Placement on the monitoring list means a county must shut down many indoor activities for at least three weeks -- operations such as dine-in restaurants, wineries and tasting rooms, movie theaters, family entertainment centers, zoos and museums, and cardrooms. Those were all already closed under Alameda County's current shelter-in-place order.
All brewpubs, breweries, bars and pubs must stop all activities, indoor or outdoor, due to the county's new designation.
ACPHD officials said they are still moving forward with formally requesting a variance this week to allow outdoor dining and other activities to occur locally with the state's blessing
"Applying for a variance is a procedural action that would provide us with the flexibility to ensure that we can continue to allow the activities that the Health Officer determines are lower risk for our community," they said. "Approval of a variance is not an indication that we will pursue additional reopenings of other industries or sectors at this time."
As for potential enforcement, the county said the state this month launched a multi-agency strike team to make sure COVID-19 restrictions for counties on the monitoring list are being adhered to.
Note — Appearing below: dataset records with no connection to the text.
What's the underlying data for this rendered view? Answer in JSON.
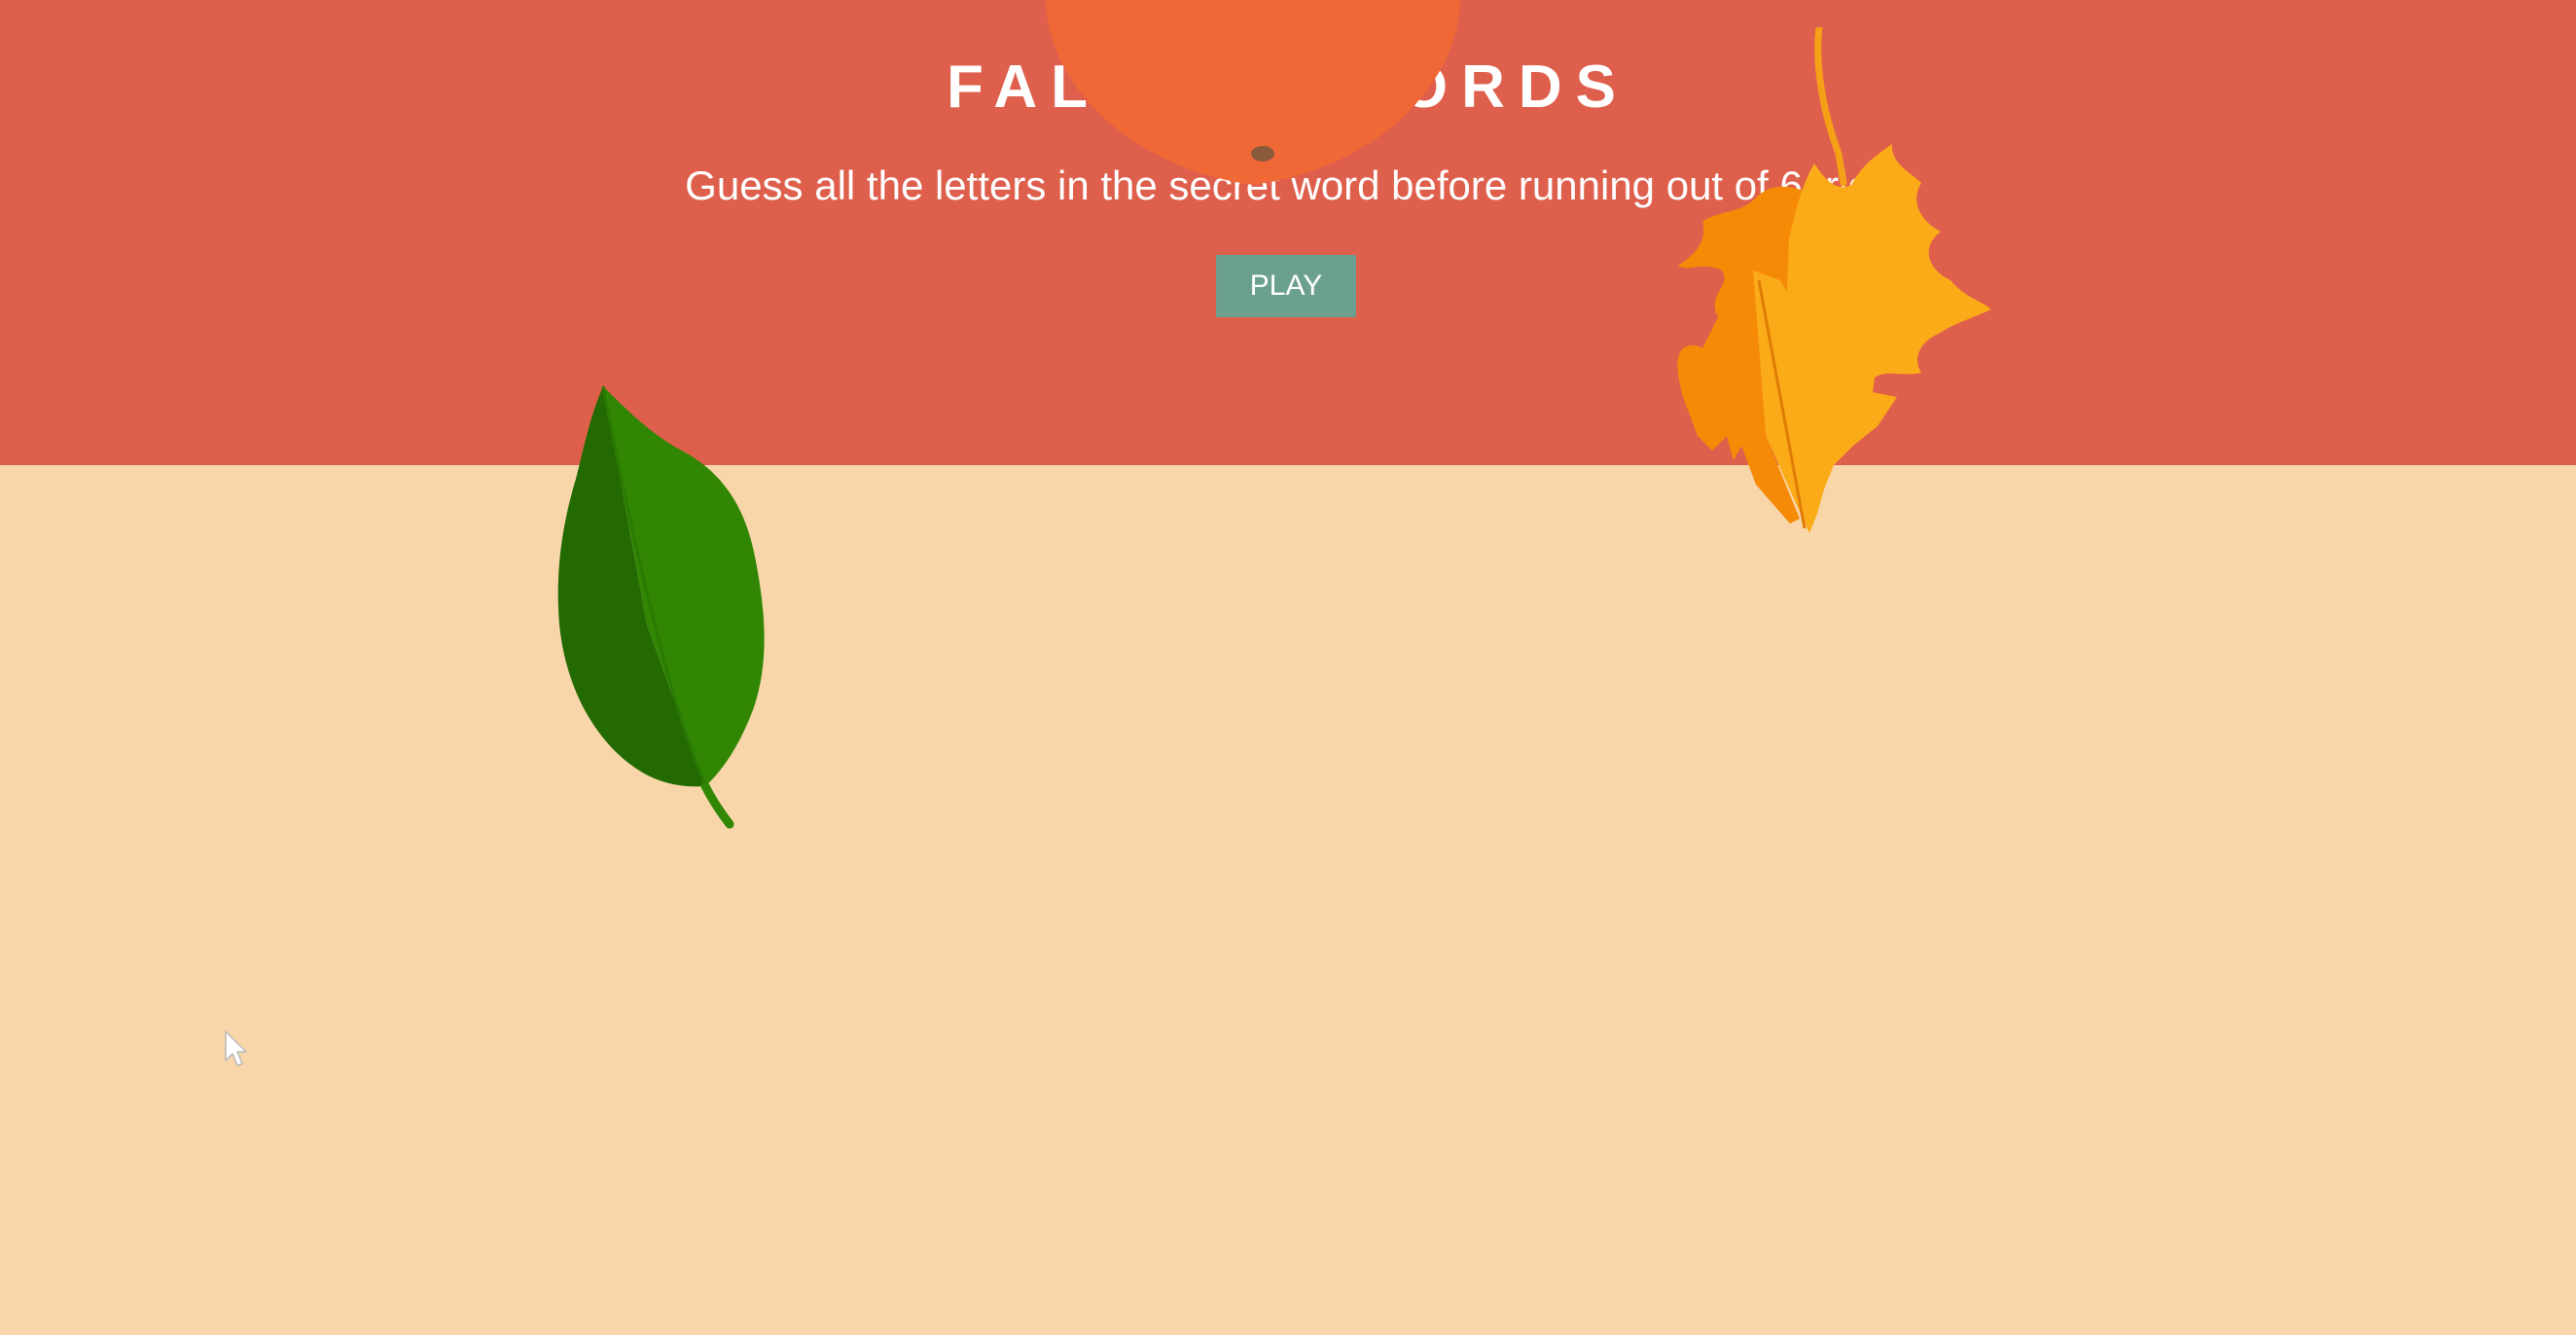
{
  "game": {
    "title": "FALLING WORDS",
    "instructions": "Guess all the letters in the secret word before running out of 6 tries",
    "play_label": "PLAY"
  },
  "colors": {
    "header_background": "#de5f4c",
    "body_background": "#f8d6aa",
    "play_button": "#6ba08f",
    "text": "#ffffff",
    "apple": "#f06836",
    "maple_leaf_dark": "#f58a07",
    "maple_leaf_light": "#fbab18",
    "green_leaf_dark": "#236a03",
    "green_leaf_light": "#318703"
  },
  "decorations": [
    "apple-icon",
    "maple-leaf-icon",
    "green-leaf-icon",
    "mouse-cursor-icon"
  ]
}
The teams include the Department of Alcoholic Beverage Control (ABC), the Department of Public Health (CDPH), the Division of Occupational Safety and Health (CalOSHA) and other state agencies.
ACPHD officials also highlighted actions the county is taking to help reduce COVID-19 transmission rates.
Their list included pausing the reopening schedule, outreach and messaging about face coverings and physical distancing, continuing to ramp up testing, expanded case investigation and contact tracing, guidance and technical assistance for workplace safety, ongoing outbreak prevention and response efforts, and engaging the state and regional partners for assistance.
Of Alameda County's 7,725 coronavirus cases, communities with high positive counts include Oakland (3,001) and Hayward (1,191), with Fremont (409) and San Leandro (384) on the next tier.
The Tri-Valley cities have been on the lower end in comparison but their positive tallies have increased over recent weeks as well. Livermore now stands at 271 confirmed cases, Pleasanton with 148 and Dublin with 77.
It is unclear how many of the county's 148 deaths from COVID-19 have occurred in the Tri-Valley, but one confirmed death involved a resident of the Livermore Community Living Center, a residential facility for military veterans.